Sur la biodiversité, je ne les ai pas entendus ni l’un ni l’autre. Sur le climat, on a un peu plus entendu Emmanuel Macron que Marine Le Pen. A minima, il est sur la loi de transition énergétique, qui n’est pas une si mauvaise loi lorsqu’on la compare à d’autres pays. C’est toutefois un cadre insuffisant. Si on veut vraiment rester en dessous d’une augmentation de deux degrés à l’horizon du siècle, pour respecter l’accord de Paris que la France a signé, il faudrait être quasiment 100% renouvelable en 2050. Aujourd’hui, cette trajectoire ne va pas vers ce résultat.
*Les quatre missions de WWF indiquées sur le site de l’ONG sont : protéger les espèces, conserver les écosystèmes, réduire l’empreinte écologique, promouvoir la transition énergétique.
Si l'on n'est pas capable de limiter l'effet de serre maintenant, il faudra en assumer les conséquences: mal-être et souffrance humaine.Isabelle Autissier, présidente de WWF France
L’écologie peut-elle encore attendre cinq ans ?
Plus on attend, plus on aura mal, car moins on pourra atteindre nos objectifs. En termes de climat et d’effet de serre par exemple, il y a un moment où, si on attend trop, on ne pourra plus arriver à une augmentation des températures inférieures à deux degrés, car cela nécessite des politiques sur le long terme. On ne décide pas d’arrêter l’effet de serre du jour au lendemain, ça n’est pas possible. On peut progressivement le diminuer en ayant une politique industrielle, une politique de transport, de chauffage, de logement, etc. Mais si c’est trop tard, c’est trop tard, et si on attend cinq ans, ça sera trop tard pour les deux degrés.
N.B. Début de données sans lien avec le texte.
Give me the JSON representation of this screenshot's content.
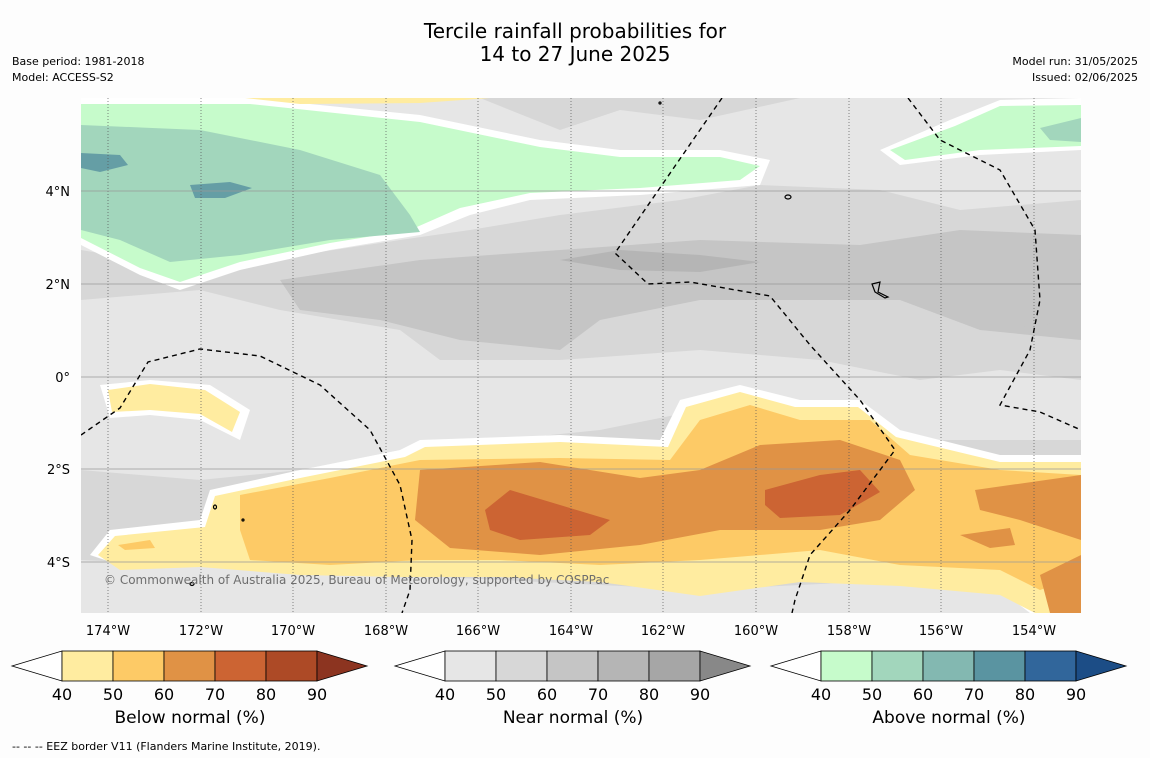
{
  "title": {
    "line1": "Tercile rainfall probabilities for",
    "line2": "14 to 27 June 2025"
  },
  "meta_left": {
    "base_period": "Base period: 1981-2018",
    "model": "Model: ACCESS-S2"
  },
  "meta_right": {
    "model_run": "Model run: 31/05/2025",
    "issued": "Issued: 02/06/2025"
  },
  "copyright": "© Commonwealth of Australia 2025, Bureau of Meteorology, supported by COSPPac",
  "footer": "-- -- -- EEZ border V11 (Flanders Marine Institute, 2019).",
  "axes": {
    "lon_labels": [
      "174°W",
      "172°W",
      "170°W",
      "168°W",
      "166°W",
      "164°W",
      "162°W",
      "160°W",
      "158°W",
      "156°W",
      "154°W"
    ],
    "lat_labels": [
      "4°N",
      "2°N",
      "0°",
      "2°S",
      "4°S"
    ]
  },
  "colorbars": [
    {
      "id": "below",
      "label": "Below normal (%)",
      "ticks": [
        "40",
        "50",
        "60",
        "70",
        "80",
        "90"
      ],
      "colors": [
        "#ffeca0",
        "#fdca66",
        "#e09245",
        "#cc6433",
        "#ad4a26",
        "#8c3420"
      ]
    },
    {
      "id": "near",
      "label": "Near normal (%)",
      "ticks": [
        "40",
        "50",
        "60",
        "70",
        "80",
        "90"
      ],
      "colors": [
        "#e6e6e6",
        "#d7d7d7",
        "#c5c5c5",
        "#b5b5b5",
        "#a6a6a6",
        "#888888"
      ]
    },
    {
      "id": "above",
      "label": "Above normal (%)",
      "ticks": [
        "40",
        "50",
        "60",
        "70",
        "80",
        "90"
      ],
      "colors": [
        "#c6fbcb",
        "#a2d6bc",
        "#83b8b1",
        "#5a94a1",
        "#31669b",
        "#1c4d86"
      ]
    }
  ]
}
Si l'on n'est pas capable de limiter l'effet de serre maintenant, il faudra en assumer les conséquences, qui seront vraisemblablement du mal-être et de la souffrance pour les sociétés humaines, puisqu’on sait que le dérèglement climatique, c’est plus de sécheresse, plus d’inondations, moins de productivité agricole, plus de tempêtes… Bien sûr, il n’y a pas que la France dans cette bataille, mais évidemment, si l’on attend cinq ans, on va arriver trop tard et payer les pots cassés pour ces politiques qu’on ne fait pas. Et ça nous coûtera bien entendu infiniment plus cher, puisque cela provoquera bien plus de dégâts.